Antes de se dirigir à moça, o rapaz fica algum tempo a olhar para ela, embasbacado, até que se resolve a fazer o sinal convencional de pedido de namoro: a piscadela de olho. Por sua vez, a rapariga, se está disposta a aceitar, responde-lhe com um movimento afirmativo de cabeça. Está iniciado o idílio."

pág. 307 
"No arquipélago da Madeira
Profundamente religiosa, a mulher do campo, na Madeira, é, nalguns sítios, fanáticas, mas, na maioria, mistura a sua fé católica com as mais absurdas superstições e até manifestações impregnadas de paganismo. O que predomina, todavia, numas e noutras, é um espírito de subserviência, perante as pessoas das classes mais elevadas (...)"

pág. 329 
"A mulher do mar

A-Ver-o-Mar
(...) nos dias de bonança, as mulheres vão à pesca sòzinhas, em pequenos barcos.

Póvoa de Varzim
(...) elas vestindo de escuro, como qualquer mulher pobre (...) eles exibindo as grossas camisolas de lã branca, caprichosamente bordadas a cores (..)"

pág. 334 
"Nazaré
No entanto, a nazarena, mulher de pescador, por mais activa que seja, vive sempre um pouco à toa, sem método no trabalho. Gosta de passar longas horas em ociosidade, sentada no areal em ociosidade (...) Outra maneira de "matar o tempo", numa espécie de apatia, é catarem-se umas às outras, sentadas à porta da rua."

pág. 341 
"Olhão
São mais decididas que os homens, as mulheres dos pescadores de Olhão. É vulgar, na praia, quando se discute ou faz negócio de peixe, a mulher puxar o homem pelo braço e dizer-lhe, sem rodeios:
— Sai daqui! Quem fala sou eu!
E o homem afastar-se, submisso, enquanto ela discute, argumenta e faz valer as suas razões."

pág. 361 
"Porém, uma certeza prevalece: a mulher do mar, como a camponesa, tem, no nosso país, uma existência de nível baixíssimo, limitada a responsabilidades, encargos e sacrifícios. Conseguir viver — eis a batalha diária. Tudo o mais não tem sentido para elas, se o pão falta. (...) Quanto ao espírito atrofiado e deformado pela ignorância e pelas mais absurdas crendices, mantém-se, em pleno séc. XX, no mesmo obscurantismo(...)"

pág. 368 
"A Operária
A mulher é preferida nas fábricas porque, depois de adquirir a prática necessária, trabalha o mesmo que o homem e ganha muito menos que ele."

pág. 378 
"No Porto principiam a admitir mulheres como mecânicas e pintoras de automóveis nas oficinas da especialidade.

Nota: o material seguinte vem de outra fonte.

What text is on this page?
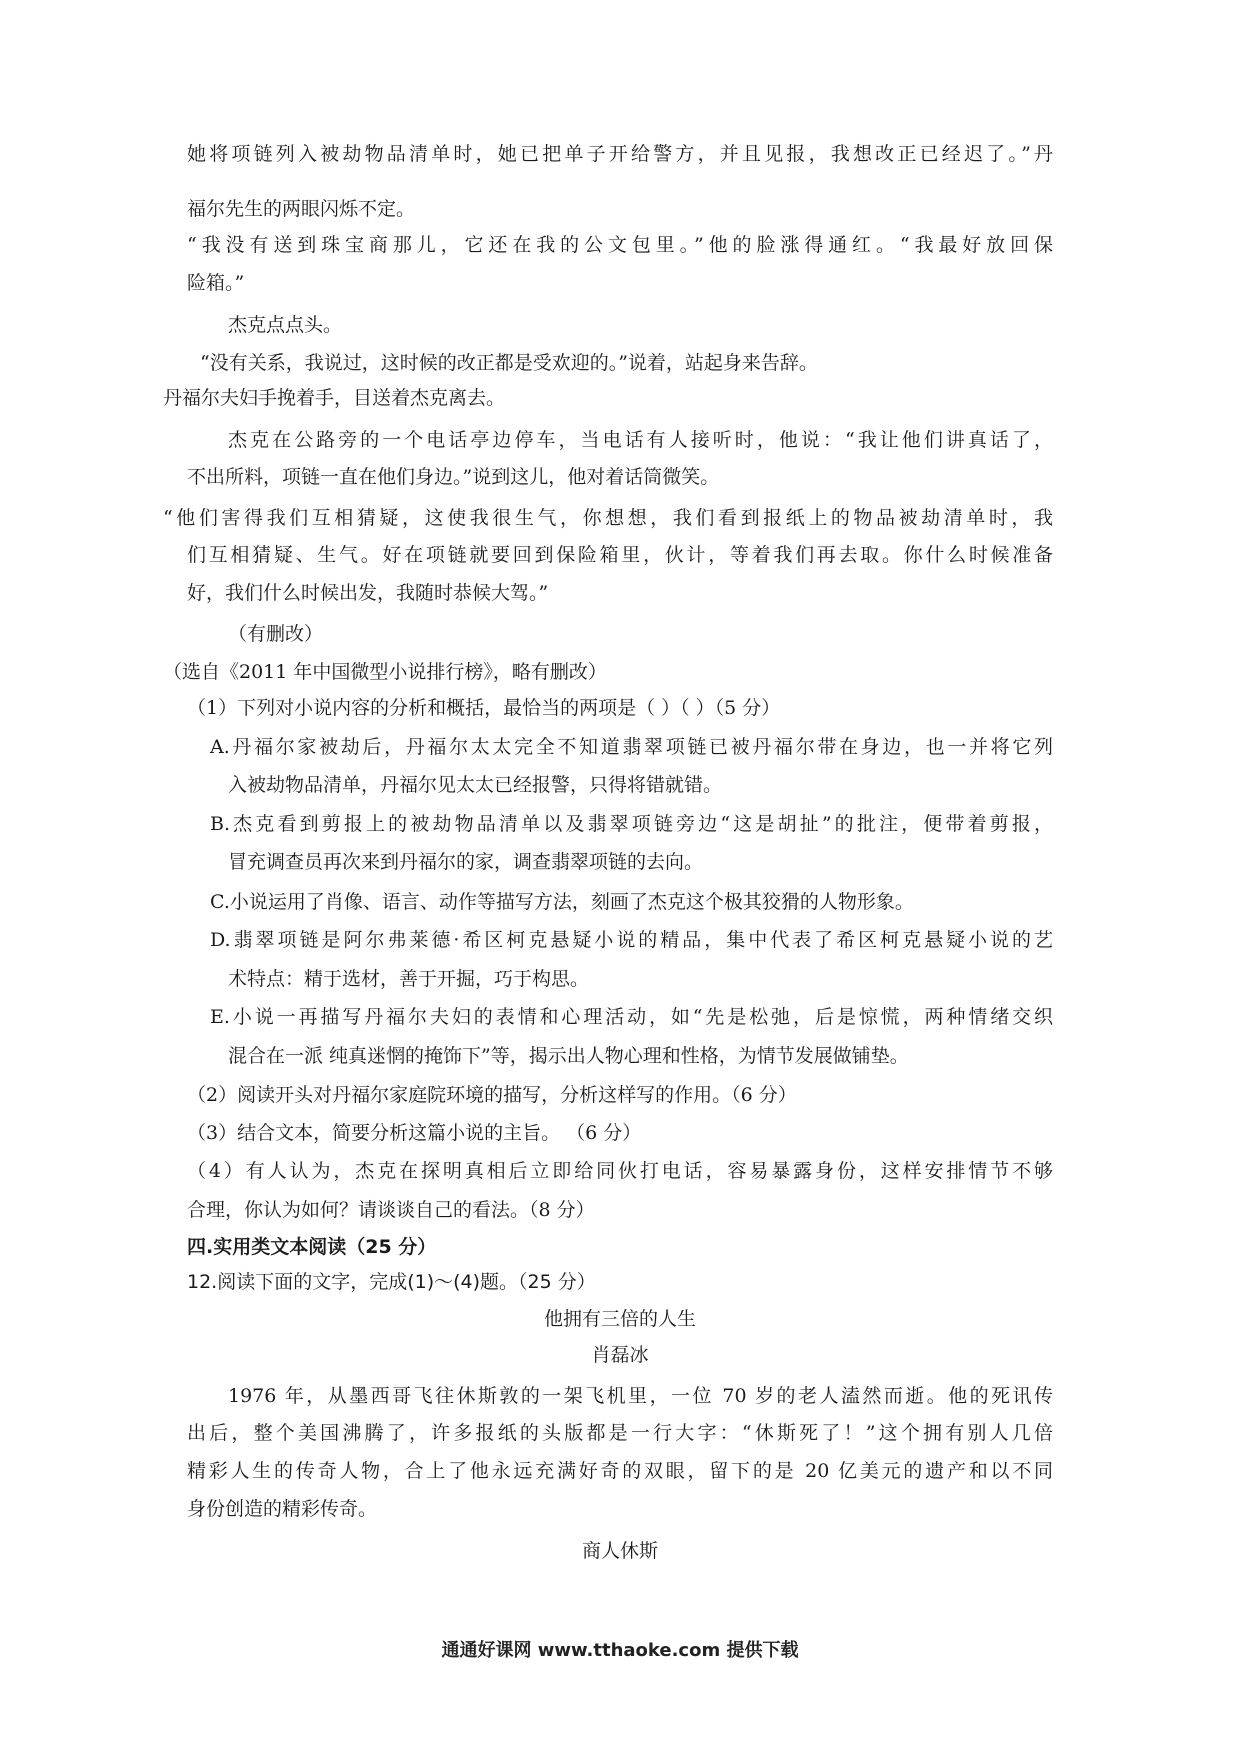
她将项链列入被劫物品清单时，她已把单子开给警方，并且见报，我想改正已经迟了。”丹
福尔先生的两眼闪烁不定。
“我没有送到珠宝商那儿，它还在我的公文包里。”他的脸涨得通红。“我最好放回保
险箱。”
杰克点点头。
“没有关系，我说过，这时候的改正都是受欢迎的。”说着，站起身来告辞。
丹福尔夫妇手挽着手，目送着杰克离去。
杰克在公路旁的一个电话亭边停车，当电话有人接听时，他说：“我让他们讲真话了，
不出所料，项链一直在他们身边。”说到这儿，他对着话筒微笑。
“他们害得我们互相猜疑，这使我很生气，你想想，我们看到报纸上的物品被劫清单时，我
们互相猜疑、生气。好在项链就要回到保险箱里，伙计，等着我们再去取。你什么时候准备
好，我们什么时候出发，我随时恭候大驾。”
（有删改）
（选自《2011 年中国微型小说排行榜》，略有删改）
（1）下列对小说内容的分析和概括，最恰当的两项是（ ）（ ）（5 分）
A.丹福尔家被劫后，丹福尔太太完全不知道翡翠项链已被丹福尔带在身边，也一并将它列
入被劫物品清单，丹福尔见太太已经报警，只得将错就错。
B.杰克看到剪报上的被劫物品清单以及翡翠项链旁边“这是胡扯”的批注，便带着剪报，
冒充调查员再次来到丹福尔的家，调查翡翠项链的去向。
C.小说运用了肖像、语言、动作等描写方法，刻画了杰克这个极其狡猾的人物形象。
D.翡翠项链是阿尔弗莱德·希区柯克悬疑小说的精品，集中代表了希区柯克悬疑小说的艺
术特点：精于选材，善于开掘，巧于构思。
E.小说一再描写丹福尔夫妇的表情和心理活动，如“先是松弛，后是惊慌，两种情绪交织
混合在一派 纯真迷惘的掩饰下”等，揭示出人物心理和性格，为情节发展做铺垫。
（2）阅读开头对丹福尔家庭院环境的描写，分析这样写的作用。（6 分）
（3）结合文本，简要分析这篇小说的主旨。 （6 分）
（4）有人认为，杰克在探明真相后立即给同伙打电话，容易暴露身份，这样安排情节不够
合理，你认为如何？请谈谈自己的看法。（8 分）
四.实用类文本阅读（25 分）
12.阅读下面的文字，完成(1)～(4)题。（25 分）
他拥有三倍的人生
肖磊冰
1976 年，从墨西哥飞往休斯敦的一架飞机里，一位 70 岁的老人溘然而逝。他的死讯传
出后，整个美国沸腾了，许多报纸的头版都是一行大字：“休斯死了！”这个拥有别人几倍
精彩人生的传奇人物，合上了他永远充满好奇的双眼，留下的是 20 亿美元的遗产和以不同
身份创造的精彩传奇。
商人休斯
通通好课网 www.tthaoke.com 提供下载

Para executar o seu trabalho elas envergam o "macaco" de operário, o que lhes dá um ar sóbrio, honesto e ao mesmo tempo cuidado."

pág. 393 
"Um emprego feminino de grande responsabilidade, apesar de obscuro, é o das guardas de passagem de nível, ao longo da via férrea, de Norte a Sul do País. É importantíssima a missão dessas mulheres, que são forçadas a estar vigilantes durante toda a noite e a quem compete garantir a segurança de milhares de vidas humanas."

pág. 448 
"Pode afirmar-se que a mulher portuguesa, por atavismo e por educação, é essencialmente doméstica. Como já dissemos, mesmo quando faz um curso superior e exerce qualquer profissão, ela continua quase sempre a ter, perante os problemas da vida nacional e mundial, o mesmo desinteresse das outras que nunca ultrapassaram os limites da vida familiar."

pág. 464 
"A prostituição, em Portugal, é legal e está regulamentada, sendo muito elevado o número de mulheres e jovens que estão inscritas como meretrizes."